3 kasım seçimleri Türkiye’nin 21.yy’da gerçekleştirdiği ilk seçim.
Türkiye’nin, 21. yüzyıla gelirken içinden geçtiği yüzyılların gereklerini yerine getirmemiş olması ve tabii yeni yüzyılın gerekleri büyük sorumluluklar yüklüyor sırtına.
Geleneksel ve tarihsel geçmişinin dayattıkları bir yana…
20. yüzyılın 25 yılını Türkiye sıkıyönetimle geçirmiş.
15 yılında olağanüstü hal uygulamış.
Toplam 40 yıl sıkıyönetim ve olağanüstü hal içinde yaşamış.
Üç kez askeri darbe görmüş.
Anayasasını dört kez kökten değiştirmiş.
29 kez isyanla karşılaşmış; çok sayıda insanını bu isyanlarda yitirmiş. Son olarak 30 bin insanını teröre kurban vermiş.
Ortalama 1.5 yıl sürmüş 78 hükumet görmüş.
( S.Demirel, Daha Güçlü Cumhuriyet İçin, Radikal gazetesi,30.10.2002)
Türkiye, kamu yaşamında erkeklerin önde bulunduğu, etkin olduğu bir ülke.
Kamu sağlığı ve Kamu harcamaları 173 ülke arasında 85.sırada…( Radikal, Avrupa Hareketi. 2002, ).
Yine, 173 ülke içinde Türkiye, ortalama yaşam süresi 69.8 yıl, yetişkinlerde okur-yazarlık oranı 85.1, satın alma gücü 6.974, eğitim kalitesi 0.77, ulusal gelir 0.71 düzeylerinde olan bir ülke (Radikal, 25.7.2002, Türkiye’nin kalitesi düştü)
Bir ucu yığınsal köylülükte, diğer ucu militer zihniyette bir tahterevalli olan Türkiye (M.Altan), böyle yapılanmayı bir türlü aşamadı. Ne bireyi öne çıkarabildi ne de güvenlik sendromundan kurtulabildi. Bireyi öne çıkaramayınca kamusallığın öne çıkması önlenemedi. Ekonomi, kültür, eğitim, siyaset hep bu formatın çeşitlendirilmesi ile yürütüldü ve öyle yürütülmeğe de devam ediliyor. Biraz dışına çıkılınca hemen güvenlikten söz ediliyor.
Herkesler de susuyor!…
Türkiye’de 1950’den 1990’a gelindiğinde, tarımla uğraşanların toprakları 100 dekardan 50 dekara indi ve toprak insanları artık sanki boğaz tokluğuna çalışır oldular!.. Ne yazik ki nüfusun % 44- 45 köyde oturmaya ve toprakla uğraşmaya devam ediyor.

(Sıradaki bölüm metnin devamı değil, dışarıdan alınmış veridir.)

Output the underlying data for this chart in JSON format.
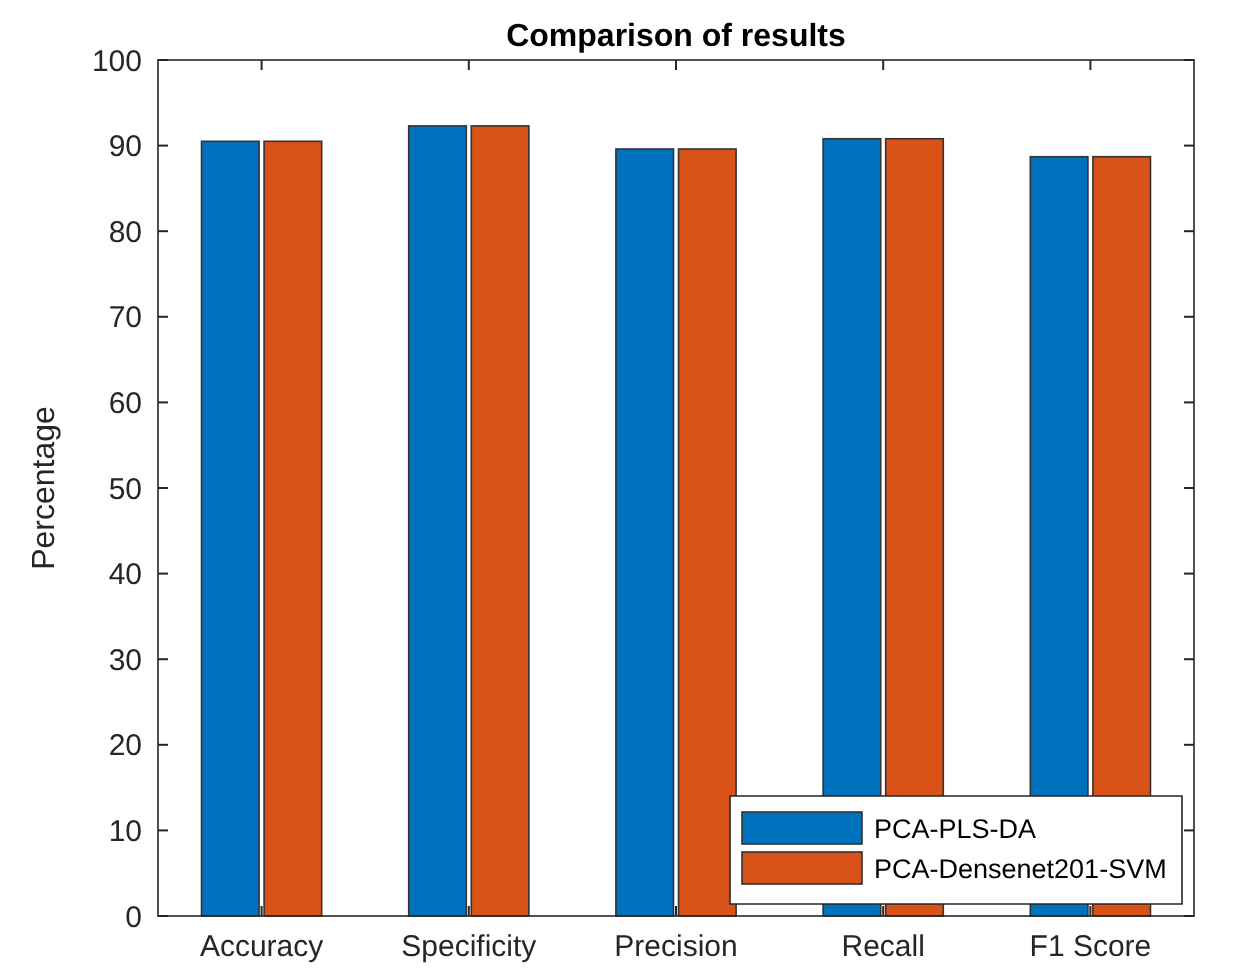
{
  "chart_data": {
    "type": "bar",
    "title": "Comparison of results",
    "ylabel": "Percentage",
    "categories": [
      "Accuracy",
      "Specificity",
      "Precision",
      "Recall",
      "F1 Score"
    ],
    "series": [
      {
        "name": "PCA-PLS-DA",
        "color": "#0072bd",
        "values": [
          90.5,
          92.3,
          89.6,
          90.8,
          88.7
        ]
      },
      {
        "name": "PCA-Densenet201-SVM",
        "color": "#d95319",
        "values": [
          90.5,
          92.3,
          89.6,
          90.8,
          88.7
        ]
      }
    ],
    "ylim": [
      0,
      100
    ],
    "yticks": [
      0,
      10,
      20,
      30,
      40,
      50,
      60,
      70,
      80,
      90,
      100
    ],
    "legend": "bottom right",
    "grid": false
  }
}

Ve hala köykent pompalanıyor!…
Ulusal raporda AB ülkeleriyle aramızda 4 bin noktada geri kalmışlığımız sayılıyor.
Küreselleşme kimi direnmelere karşın bir yığıtaşı olarak ezip geçiyor!..
“Otorite kalecikleri”miz (Ali Bayramoğlu), küreselleşmeye karşı direnedursunlar, ekonomi ve kent kökenli bir milliyetçi dalga, bu hareketi destekler görünüyor. Küreselleşme ise, tüm hızı ve ağırlığı ile dayatıyor.
Siyaset, iç ve dış dinamikleri, çatıştırmadan işletebilmenin, kimi kez dar kimi kez de oldukça geniş bir alanı olarak duruyor orada… Modernitenin temel göstergelerinden yoksunluğumuzun sonucu olarak ortaya çıkan siyasetsizlik, aslında bürokrasinin bastırması ile de çok ilişkili… İç ve dış dinamikleri kullanarak oluşturulacak siyaset ortamı, bürokrasiyi yardımcı bir öğe olarak yedeğinde tutacakken onun dümen suyuna girmiş bulunuyor.
Bunları, postmodernizmin toplumu yoğun etki altına almış olmasıyla açıklamak mümkün görünmüyor. Postmodernist etkilerin olmadığı varsayıldığında, Türkiye toplumunun bugün ortaya koyduğu tablo gerçekleşmeyecek miydi? Hiç sanmıyorum!…
Seçim sürecinde bu konulardan birinin bile ele alındığına tanık olmadık. Bu konular, seçim sonuçlarıyla birlikte 21. yy’da Türkiye’nin yine gündeminde olacak. Türkiye o nedenle AB’ye girmek zorundadır işte. Dış dinamiğin etkinliği ile ancak demokrasiyi ve modernitenin eksikliklerini giderebileceğini düşünmek zorundadır.